The progress of human culture is based on the progress of philosophy. Philosophy is the crystallization of culture, and philosophy is the result of culture. A culture inevitably breeds a philosophy, and the appearance of philosophy will promote the development of this culture. The alternating progress of culture and philosophy is like a person's feet walking on the ground. A culture inevitably produces a philosophy. Similarly, a philosophy will inevitably promote and develop a culture.
The basic problem of philosophy has two aspects:
The first aspect: what is the origin of existence and consciousness, matter and thinking. There have always been two fundamentally different answers to this question, thus forming two camps, two basic factions and two opposing routes in philosophy. Anyone who thinks that consciousness is primary and matter is secondary, that is, consciousness precedes the philosophy of matter, belongs to idealism; Anyone who thinks that matter is primary and consciousness is secondary belongs to materialism, that is, a philosophical school in which matter precedes consciousness.

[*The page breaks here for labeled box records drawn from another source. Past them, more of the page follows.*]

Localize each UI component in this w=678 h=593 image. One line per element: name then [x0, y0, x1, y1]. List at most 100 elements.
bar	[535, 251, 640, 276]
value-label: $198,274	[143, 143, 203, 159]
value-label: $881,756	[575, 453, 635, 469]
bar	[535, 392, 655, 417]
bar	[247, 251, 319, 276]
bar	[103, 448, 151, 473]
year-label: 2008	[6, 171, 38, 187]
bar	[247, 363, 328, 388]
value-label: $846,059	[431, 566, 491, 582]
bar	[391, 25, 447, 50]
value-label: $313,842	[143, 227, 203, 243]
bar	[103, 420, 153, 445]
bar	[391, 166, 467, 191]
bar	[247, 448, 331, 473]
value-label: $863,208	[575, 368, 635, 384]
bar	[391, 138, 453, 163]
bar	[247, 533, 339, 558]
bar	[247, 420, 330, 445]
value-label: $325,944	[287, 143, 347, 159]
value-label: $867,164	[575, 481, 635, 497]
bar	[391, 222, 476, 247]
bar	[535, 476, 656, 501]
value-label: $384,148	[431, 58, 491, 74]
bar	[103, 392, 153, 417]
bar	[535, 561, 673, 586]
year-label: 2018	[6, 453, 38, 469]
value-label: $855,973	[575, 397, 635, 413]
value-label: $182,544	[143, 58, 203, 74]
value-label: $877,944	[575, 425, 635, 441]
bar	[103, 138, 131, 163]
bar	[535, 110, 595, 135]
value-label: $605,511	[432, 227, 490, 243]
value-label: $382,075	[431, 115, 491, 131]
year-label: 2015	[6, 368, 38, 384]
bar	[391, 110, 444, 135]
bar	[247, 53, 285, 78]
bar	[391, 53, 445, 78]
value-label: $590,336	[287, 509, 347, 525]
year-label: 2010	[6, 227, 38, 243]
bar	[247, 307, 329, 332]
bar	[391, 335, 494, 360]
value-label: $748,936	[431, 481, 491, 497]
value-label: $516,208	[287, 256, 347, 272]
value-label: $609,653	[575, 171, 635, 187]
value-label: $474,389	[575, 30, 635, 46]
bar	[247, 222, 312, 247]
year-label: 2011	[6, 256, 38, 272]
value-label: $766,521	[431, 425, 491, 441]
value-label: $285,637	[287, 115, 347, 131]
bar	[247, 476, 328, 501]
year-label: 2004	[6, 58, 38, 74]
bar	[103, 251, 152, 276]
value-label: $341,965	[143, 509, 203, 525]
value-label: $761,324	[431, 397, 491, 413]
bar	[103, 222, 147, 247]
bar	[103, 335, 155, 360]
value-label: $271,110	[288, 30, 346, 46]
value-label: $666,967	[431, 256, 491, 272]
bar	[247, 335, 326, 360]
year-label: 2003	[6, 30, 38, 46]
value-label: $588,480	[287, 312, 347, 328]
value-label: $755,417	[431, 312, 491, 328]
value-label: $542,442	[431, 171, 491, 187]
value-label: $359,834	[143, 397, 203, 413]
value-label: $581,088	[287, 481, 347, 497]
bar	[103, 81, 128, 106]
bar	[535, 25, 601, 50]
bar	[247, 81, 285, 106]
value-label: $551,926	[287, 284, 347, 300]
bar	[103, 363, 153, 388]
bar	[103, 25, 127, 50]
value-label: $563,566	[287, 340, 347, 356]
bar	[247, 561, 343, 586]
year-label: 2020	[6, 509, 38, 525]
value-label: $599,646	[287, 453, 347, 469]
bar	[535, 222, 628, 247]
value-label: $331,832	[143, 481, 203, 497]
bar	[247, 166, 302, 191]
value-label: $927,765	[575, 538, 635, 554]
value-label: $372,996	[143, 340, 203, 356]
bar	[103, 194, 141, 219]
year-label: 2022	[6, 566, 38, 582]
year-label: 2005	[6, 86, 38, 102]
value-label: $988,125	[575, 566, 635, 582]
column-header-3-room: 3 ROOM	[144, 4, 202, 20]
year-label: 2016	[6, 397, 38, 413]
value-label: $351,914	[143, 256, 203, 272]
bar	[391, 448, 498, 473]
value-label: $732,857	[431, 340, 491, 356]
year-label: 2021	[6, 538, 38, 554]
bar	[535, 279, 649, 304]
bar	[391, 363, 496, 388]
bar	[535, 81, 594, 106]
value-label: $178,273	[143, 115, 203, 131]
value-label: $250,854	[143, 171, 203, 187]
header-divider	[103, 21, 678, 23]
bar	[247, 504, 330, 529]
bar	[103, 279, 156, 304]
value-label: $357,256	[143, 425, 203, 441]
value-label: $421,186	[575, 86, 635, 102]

In addition to these two fundamentally opposite answers (monism), there is another answer that matter and consciousness are two independent elements, and the philosophical school holding this view belongs to dualism.
Another aspect of the basic problem of philosophy is the identity of thinking and existence. Most philosophers, including materialist philosophers and some idealist philosophers, have given a positive answer to this question. Materialism and idealism have different solutions to this problem in principle.
Materialism recognizes the objective existence of the material world and its laws, thinks that thinking exists on the basis of reflection, and thinks that the world can be recognized; Idealism regards the objective world as the product of thinking and spirit, and thinks that knowing the world is spiritual self-knowledge. There are also some philosophers, such as D. Hume and I. Kant, who deny the possibility of knowing the world, or deny the possibility of knowing the world thoroughly, and are agnostics in the history of philosophy.